On a rare occasion when I was alone in my company elevator I had a unique opportunity to test whether these actions, performed with such zeal, truly made a difference. I hit the button for my floor five or six times, but oddly enough it seemed to move at the exact same speed as when I hit it only once. Then I pressed the button for the floor before mine, and after the elevator stopped I did something that few if any Chinese have ever dared to do: I just stood there and I did not touch the Door Close button. Know what? The door still closed, after exactly the same time that it does when you are slamming mercilessly on the Door Close button. Since then I have wanted to share my discovery with others in my building, to tell them that they were only wasting energy and fooling themselves. But they’d laugh at me and say I was crazy. This is just the way they do it here. Standing up in the airplane and grabbing your hand luggage before the plane even touches the ground doesn’t get you off the plane any faster (nor is it very safe). But that’s how they do it.
I was recently delighted to learn that I am not the only foreigner who has made observations like these.
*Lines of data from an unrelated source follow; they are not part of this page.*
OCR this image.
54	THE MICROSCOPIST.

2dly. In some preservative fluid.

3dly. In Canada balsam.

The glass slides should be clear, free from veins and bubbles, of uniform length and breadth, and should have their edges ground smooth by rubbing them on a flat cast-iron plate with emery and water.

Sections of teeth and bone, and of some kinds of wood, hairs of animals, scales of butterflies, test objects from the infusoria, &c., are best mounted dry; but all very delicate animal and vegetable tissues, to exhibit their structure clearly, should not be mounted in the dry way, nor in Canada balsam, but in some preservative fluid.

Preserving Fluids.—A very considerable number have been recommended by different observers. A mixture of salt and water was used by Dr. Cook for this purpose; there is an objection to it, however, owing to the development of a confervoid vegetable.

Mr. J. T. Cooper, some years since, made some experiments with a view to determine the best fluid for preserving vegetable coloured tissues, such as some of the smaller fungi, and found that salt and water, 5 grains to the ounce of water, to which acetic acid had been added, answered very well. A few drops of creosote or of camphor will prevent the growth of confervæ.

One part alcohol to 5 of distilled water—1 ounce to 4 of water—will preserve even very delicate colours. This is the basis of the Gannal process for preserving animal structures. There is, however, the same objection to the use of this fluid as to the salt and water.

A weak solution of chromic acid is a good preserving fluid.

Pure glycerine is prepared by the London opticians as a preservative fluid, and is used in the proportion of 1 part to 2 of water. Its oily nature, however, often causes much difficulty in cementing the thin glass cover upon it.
My colleague sent me to this site, which had me laughing for days (though if you haven’t lived in China, it might not be so funny).
Almost 3 p.m. Time for me to barge into the elevator, push the Door Close button and get some coffee. I swear it’s rubbing off on me.
NOTE: I just discussed this piece with my Chinese colleague Amy, because I was afraid some might misinterpret it as an “attack” as opposed to what I intend it to be, i.e., an observation. Amy said I wasn’t strong-worded enough. “If you ever went to the bus station here and saw the kicking and the shoving when people are fighting for a seat you would not believe it,” she lectured me. She told me it would take a few more generations before the process of getting on a bus or an elevator becomes kinder and gentler. I don’t know; the fact that she is so aware of it, as are so many of the young people I work with, gives me a lot of hope that China may emerge as a class act sooner than one might suspect.